James was counting out canvases. “Will these fit in your trunk?”

“Not safely,” said Gremma, recovering. “But we’ll manage.”

“Good.” James went to the first pile of paintings and picked up two. There were wires attached to the back of the canvas, and he brought two small ones to Gremma and two slightly larger ones to Dee.

It was cumbersome work; the paintings weren’t exactly heavy, but they were unwieldy, and Dee found herself having to angle oddly through doorways. Once they were in the elevator, Gremma dragged a sharp breath between her teeth. “Your boy is an artist,” she said.

“He is not my boy,” replied Dee. “He is a friend.
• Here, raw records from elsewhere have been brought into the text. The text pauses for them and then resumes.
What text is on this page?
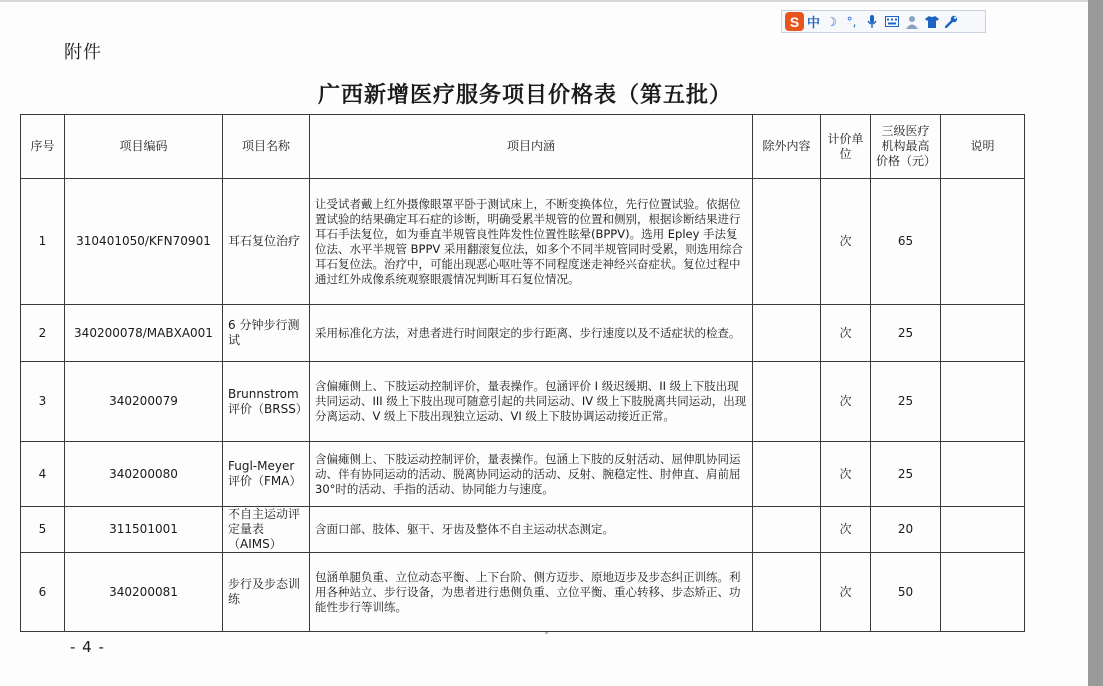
S 中 ☽ °,
附件
广西新增医疗服务项目价格表（第五批）
序号	项目编码	项目名称	项目内涵	除外内容	计价单位	三级医疗机构最高价格（元）	说明
1	310401050/KFN70901	耳石复位治疗	让受试者戴上红外摄像眼罩平卧于测试床上，不断变换体位，先行位置试验。依据位置试验的结果确定耳石症的诊断，明确受累半规管的位置和侧别，根据诊断结果进行耳石手法复位，如为垂直半规管良性阵发性位置性眩晕(BPPV)。选用 Epley 手法复位法、水平半规管 BPPV 采用翻滚复位法，如多个不同半规管同时受累，则选用综合耳石复位法。治疗中，可能出现恶心呕吐等不同程度迷走神经兴奋症状。复位过程中通过红外成像系统观察眼震情况判断耳石复位情况。		次	65	
2	340200078/MABXA001	6 分钟步行测试	采用标准化方法，对患者进行时间限定的步行距离、步行速度以及不适症状的检查。		次	25	
3	340200079	Brunnstrom 评价（BRSS）	含偏瘫侧上、下肢运动控制评价，量表操作。包涵评价 I 级迟缓期、II 级上下肢出现共同运动、III 级上下肢出现可随意引起的共同运动、IV 级上下肢脱离共同运动，出现分离运动、V 级上下肢出现独立运动、VI 级上下肢协调运动接近正常。		次	25	
4	340200080	Fugl-Meyer 评价（FMA）	含偏瘫侧上、下肢运动控制评价，量表操作。包涵上下肢的反射活动、屈伸肌协同运动、伴有协同运动的活动、脱离协同运动的活动、反射、腕稳定性、肘伸直、肩前屈 30°时的活动、手指的活动、协同能力与速度。		次	25	
5	311501001	不自主运动评定量表（AIMS）	含面口部、肢体、躯干、牙齿及整体不自主运动状态测定。		次	20	
6	340200081	步行及步态训练	包涵单腿负重、立位动态平衡、上下台阶、侧方迈步、原地迈步及步态纠正训练。利用各种站立、步行设备，为患者进行患侧负重、立位平衡、重心转移、步态矫正、功能性步行等训练。		次	50	
- 4 -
An artist friend. Whose tires were slashed.”

Gremma managed to hold her silence. Until the elevator doors pinged open and Dee waddled out to the first floor, trying to heft the paintings without bumping into anyone. Gremma’s car wasn’t exactly built for carrying storage, but the trunk was just large enough to slide the paintings into. Dee carefully set one on top of the other, trying not to damage anything.

“He’s hot,” said Gremma abruptly.

Dee threw her a look.

“What, because I’m gay I can’t comment on the attractiveness of boys?” said Gremma with a half shrug.

“He is not my type,” said Dee. “He’s…”

“Da Vinci reincarnated,” said Gremma.

“I’d say I’m more Delacroix than Da Vinci,” said James as he passed by. It must have been an art reference, but it went right over Dee’s head. She was too busy trying not to look mortified.

The art gallery was one of those trendy, up-and-coming deals—designed to look fashionable without being stuffy. There was something distinctly hipster-esque about the way all the employees were dressed. A woman wearing thick-rimmed glasses and a worn cardigan spoke to James for a moment, then unclipped the velvet divider for James to step through. Dee hesitated, then followed. The room was dimly lit, with spotlights shining on the paintings. The walls themselves were draped with linen and it gave the room a strangely muffled quality. When she spoke, it felt as if the air swallowed up her words, blunting their sounds.

“Where are we supposed to put these?” she asked. She had a painting in each hand. James took one from her and stepped through the gallery confidently, toward the back.